Porque el camino de Dios va contra lo que el mundo nos ofrece: comodidad, orgullo, egoísmo y placer inmediato. Jesús mismo lo dijo con claridad:
“Entrad por la puerta estrecha; porque ancha es la puerta y espacioso el camino que lleva a la perdición, y muchos son los que entran por ella. Porque estrecha es la puerta y angosto el camino que lleva a la vida, y pocos son los que la hallan” (Mateo 7:13-14).
Seguir a Dios implica renunciar a cosas que no agradan a su corazón: perdonar cuando nos hieren, servir cuando estamos cansados, hablar con amor cuando podríamos responder con enojo.
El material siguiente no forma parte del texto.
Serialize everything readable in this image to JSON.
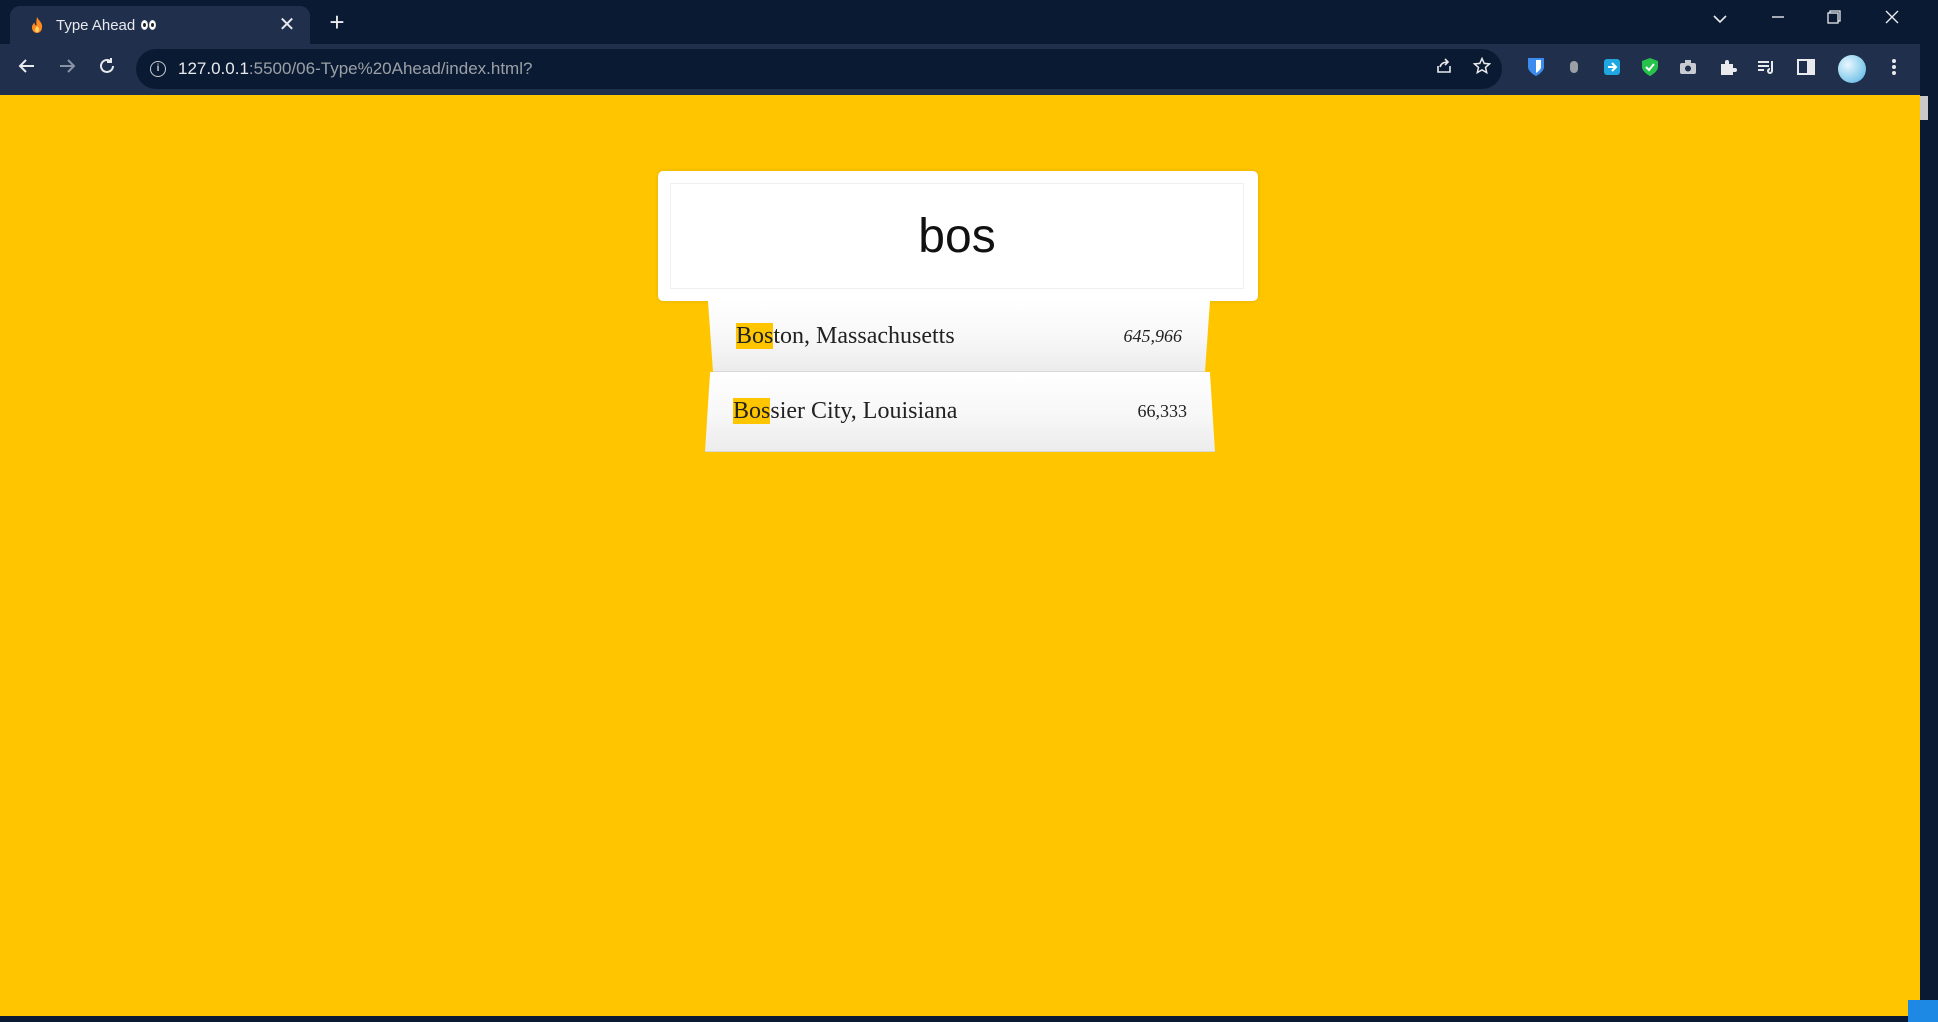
{
  "browser": {
    "tab_title": "Type Ahead",
    "url_host": "127.0.0.1",
    "url_path": ":5500/06-Type%20Ahead/index.html?",
    "new_tab": "+",
    "close_tab": "✕",
    "icons": [
      "fire-favicon",
      "eyes-emoji",
      "back-arrow-icon",
      "forward-arrow-icon",
      "reload-icon",
      "info-icon",
      "share-icon",
      "star-icon",
      "bitwarden-icon",
      "extension-icons",
      "puzzle-icon",
      "media-icon",
      "sidebar-icon",
      "profile-avatar",
      "menu-icon"
    ]
  },
  "search": {
    "query": "bos"
  },
  "suggestions": [
    {
      "highlight": "Bos",
      "rest": "ton, Massachusetts",
      "population": "645,966"
    },
    {
      "highlight": "Bos",
      "rest": "sier City, Louisiana",
      "population": "66,333"
    }
  ],
  "colors": {
    "background": "#ffc600",
    "highlight": "#ffc600",
    "chrome_dark": "#0b1a33",
    "chrome_toolbar": "#1f2f4c"
  }
}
Por eso parece más difícil, porque el camino de Dios no busca lo más fácil, sino lo más verdadero y eterno.
Pero no caminamos solos. Jesús prometió: “Mi yugo es fácil y ligera mi carga” (Mateo 11:30). Cuando caminamos con Él, la dificultad se convierte en oportunidad para crecer en fe. El Espíritu Santo nos fortalece, y poco a poco el amor de Dios transforma nuestro corazón.
Como misioneros samaritanos, estamos llamados a mostrar con la vida que vale la pena seguir a Cristo, aunque el camino sea exigente. Cada acto de servicio, cada gesto de amor y cada sacrificio hecho por los demás es una manera de caminar por la senda del Reino.
Al final, el camino del mundo ofrece placeres que pasan; el camino de Dios ofrece una alegría que permanece para siempre.